Memes in the classroom usually amount to those kids in that group that talk about le troll face after having liked one too many facebook meme pages. I don't really think it has much of an impact in real life, but it seems it will gradually, and sadly, seep into real life one day.

We uses memes in the classroom in year 9, (I'm in Tafe now which in Aus is like some university thing). Anyway, one could describe it as pretty cancerous. Everyone was all like "LE Trole Face XD Monkey Troubles! (with the jimmies rustled face)" and they said memes as May Mays.

I am an undergrad psychology student (with minor in communications). The purpose of this study is to conduct qualitative research regarding the use of the internet and memes, and how they may relate in a educational environment. The questionnaire is not necessarily requesting an educational perspective (though you may answer accordingly if you wish), but is requesting your perspective on meme and internet use as relates to your everyday life.
Your responses will be edited into my report, once it is finalized. If you wish to see a copy, you may e-mail me at sarah.haverty@yahoo.com. Please contact me if you have any additional questions or comments.

1) How old are you?

2) In what ways has the internet changed the way you communicate? Does this change over time? What do you think causes these changes?
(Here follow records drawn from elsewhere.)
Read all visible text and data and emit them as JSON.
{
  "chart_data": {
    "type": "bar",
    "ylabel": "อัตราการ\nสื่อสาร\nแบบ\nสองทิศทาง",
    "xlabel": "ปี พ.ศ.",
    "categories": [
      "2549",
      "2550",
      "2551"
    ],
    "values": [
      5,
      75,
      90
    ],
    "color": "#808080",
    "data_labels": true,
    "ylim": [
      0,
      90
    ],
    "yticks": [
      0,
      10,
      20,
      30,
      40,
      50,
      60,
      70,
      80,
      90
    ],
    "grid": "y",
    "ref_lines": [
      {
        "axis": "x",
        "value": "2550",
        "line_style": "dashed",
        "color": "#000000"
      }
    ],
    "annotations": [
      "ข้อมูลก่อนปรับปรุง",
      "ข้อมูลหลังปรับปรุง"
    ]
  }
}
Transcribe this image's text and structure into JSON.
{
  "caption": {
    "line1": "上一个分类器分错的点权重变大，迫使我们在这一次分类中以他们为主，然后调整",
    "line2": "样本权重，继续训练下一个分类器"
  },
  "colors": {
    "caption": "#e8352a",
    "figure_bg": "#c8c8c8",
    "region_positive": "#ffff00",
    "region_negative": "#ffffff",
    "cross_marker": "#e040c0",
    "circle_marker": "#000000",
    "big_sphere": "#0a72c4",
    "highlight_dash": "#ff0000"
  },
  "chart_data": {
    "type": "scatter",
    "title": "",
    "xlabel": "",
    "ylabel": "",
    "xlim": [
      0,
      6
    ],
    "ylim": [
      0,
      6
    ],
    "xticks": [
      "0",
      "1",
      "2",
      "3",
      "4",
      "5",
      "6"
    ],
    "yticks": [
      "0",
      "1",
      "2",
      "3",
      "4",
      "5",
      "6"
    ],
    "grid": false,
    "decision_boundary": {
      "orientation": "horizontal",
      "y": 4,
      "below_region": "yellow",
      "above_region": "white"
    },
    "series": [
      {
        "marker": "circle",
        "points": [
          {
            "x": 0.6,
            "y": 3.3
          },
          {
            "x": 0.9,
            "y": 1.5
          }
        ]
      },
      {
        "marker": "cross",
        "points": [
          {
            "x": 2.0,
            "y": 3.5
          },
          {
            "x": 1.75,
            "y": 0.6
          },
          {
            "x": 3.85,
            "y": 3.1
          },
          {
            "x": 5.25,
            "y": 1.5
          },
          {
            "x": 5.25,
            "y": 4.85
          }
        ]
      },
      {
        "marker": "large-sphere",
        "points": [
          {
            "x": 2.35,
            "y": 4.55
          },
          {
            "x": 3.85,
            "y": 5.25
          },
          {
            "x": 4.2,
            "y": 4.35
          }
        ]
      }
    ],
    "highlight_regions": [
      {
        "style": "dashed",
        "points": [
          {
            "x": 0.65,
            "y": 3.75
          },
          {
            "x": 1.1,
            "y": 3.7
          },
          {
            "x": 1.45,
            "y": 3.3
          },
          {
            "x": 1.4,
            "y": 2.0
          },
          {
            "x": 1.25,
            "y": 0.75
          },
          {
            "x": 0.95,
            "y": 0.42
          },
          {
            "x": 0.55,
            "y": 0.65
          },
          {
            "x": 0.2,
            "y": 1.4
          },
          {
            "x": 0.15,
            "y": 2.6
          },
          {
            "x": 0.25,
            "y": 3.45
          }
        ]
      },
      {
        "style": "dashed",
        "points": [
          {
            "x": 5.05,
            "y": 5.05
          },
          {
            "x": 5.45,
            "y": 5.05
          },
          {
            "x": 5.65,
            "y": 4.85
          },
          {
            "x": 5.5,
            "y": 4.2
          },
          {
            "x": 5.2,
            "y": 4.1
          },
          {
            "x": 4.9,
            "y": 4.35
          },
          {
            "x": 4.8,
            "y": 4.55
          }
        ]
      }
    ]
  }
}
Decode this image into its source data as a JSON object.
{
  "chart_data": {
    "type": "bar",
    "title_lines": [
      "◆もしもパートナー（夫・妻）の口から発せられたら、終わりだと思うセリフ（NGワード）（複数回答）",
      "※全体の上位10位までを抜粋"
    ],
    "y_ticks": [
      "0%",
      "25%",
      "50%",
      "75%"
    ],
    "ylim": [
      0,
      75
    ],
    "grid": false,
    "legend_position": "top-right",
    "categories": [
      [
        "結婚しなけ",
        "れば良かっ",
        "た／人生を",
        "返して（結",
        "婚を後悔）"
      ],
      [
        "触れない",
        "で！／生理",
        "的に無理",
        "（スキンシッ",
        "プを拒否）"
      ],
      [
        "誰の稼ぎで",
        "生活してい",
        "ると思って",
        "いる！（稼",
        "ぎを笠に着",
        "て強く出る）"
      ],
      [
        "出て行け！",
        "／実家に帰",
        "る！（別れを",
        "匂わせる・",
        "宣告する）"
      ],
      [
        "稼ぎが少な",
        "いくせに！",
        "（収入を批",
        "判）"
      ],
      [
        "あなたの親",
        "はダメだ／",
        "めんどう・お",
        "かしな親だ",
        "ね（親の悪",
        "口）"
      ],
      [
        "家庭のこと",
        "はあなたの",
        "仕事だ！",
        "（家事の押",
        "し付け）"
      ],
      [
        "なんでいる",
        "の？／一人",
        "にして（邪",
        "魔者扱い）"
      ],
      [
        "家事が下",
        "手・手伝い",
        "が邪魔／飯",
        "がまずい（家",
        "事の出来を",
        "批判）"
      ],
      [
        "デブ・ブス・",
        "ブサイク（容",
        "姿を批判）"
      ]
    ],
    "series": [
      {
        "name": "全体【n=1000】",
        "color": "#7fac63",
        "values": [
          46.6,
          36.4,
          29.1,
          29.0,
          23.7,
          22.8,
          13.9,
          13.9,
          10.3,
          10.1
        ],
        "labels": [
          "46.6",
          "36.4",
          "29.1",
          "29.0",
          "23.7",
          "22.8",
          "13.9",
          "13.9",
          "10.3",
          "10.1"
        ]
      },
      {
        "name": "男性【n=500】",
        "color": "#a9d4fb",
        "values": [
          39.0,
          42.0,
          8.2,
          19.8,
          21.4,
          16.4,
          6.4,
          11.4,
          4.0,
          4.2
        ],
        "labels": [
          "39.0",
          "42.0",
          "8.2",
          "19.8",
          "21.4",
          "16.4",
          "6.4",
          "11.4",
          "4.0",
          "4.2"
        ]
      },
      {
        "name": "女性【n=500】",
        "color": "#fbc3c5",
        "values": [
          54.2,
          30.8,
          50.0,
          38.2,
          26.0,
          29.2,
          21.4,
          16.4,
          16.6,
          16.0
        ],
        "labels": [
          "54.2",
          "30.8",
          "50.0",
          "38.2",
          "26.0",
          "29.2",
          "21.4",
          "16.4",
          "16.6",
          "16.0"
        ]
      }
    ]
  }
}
3) Compare and contrast your online experiences with your experiences offline. How do they compare?

4) What do memes mean to you? or what is the definition of memes from your perspective?

5) Can you remember what you first thought about the use of memes as conversation over the internet? What do you think about it now?

6) How often would you say that you engage in meme conversations? Weekly, daily, hourly, occasionally, sporadically etc

7) Do you have any additional information or thoughts you would like to share concerning this topic?

8) If you could design your own meme right now, what would it be if you can think of anything?

9) If you could design and implement a teaching technique that employs the use of memes, how would you go about doing so? (optional)

I just used meme images the other day to compare and contrast high and low energy streams and what they can do. I used the Manly Man and Hugs tiem? kitten, but I didn't caption them with anything but "high energy" and "low energy." I just used their images; I thought it might help as a mnemonic.

I'd be interested in research on this as well.

amanda b. wrote:

get in touch w. graduatememe, he's also researching memes in the classroom

i'm not entirely sure what your question is though: are you seeking to interview people about how memes are used in classrooms?

Thanks Amandab and graduatememe, you guys have been a tremendous help toward getting the materials I need for my study. :) Anything I can ever do to return the favor, I'm there.

Yeah use le funny le memes to le teach le students le history for le example. Le like George Washington was like le troll to le english XDD but he was le lika bauss and made le 'merikan revolution of 1069.

This is a bad idea. It's just a silly gimmick, that i think would only distract pupils from actual learning.

Oh yeah, and it's cancerous as fudge.

No, fuck no, memes are inside jokes used online and they should become nothing more. Once a meme reaches 13 year old boys and they start quoting it IRL, it should no longer be considered a meme, it is a dead meme.

maybe the description for my research topic is not detailed enough. The idea is not that a teacher will come to class and say "let's learn about memes today" it is more of a perspective change for the teacher's implementation of methods- and memes can be a good example to use to help understand the differences in perspective that occur between teacher and students… and may help to evolve better techniques of communique between teacher and student. Please, if anyone else is interested in helping out with this research, lemme know, I could sure use the help. :)
FYI there are also face-to-face interviews open for students in the area.

Last edited Feb 24, 2013 at 05:59PM EST

@sarahhavs

I know you're doing this as a study for school, but I'm also researching memes as linguistic tools--so I think we should collaborate. We're pretty much on the same page.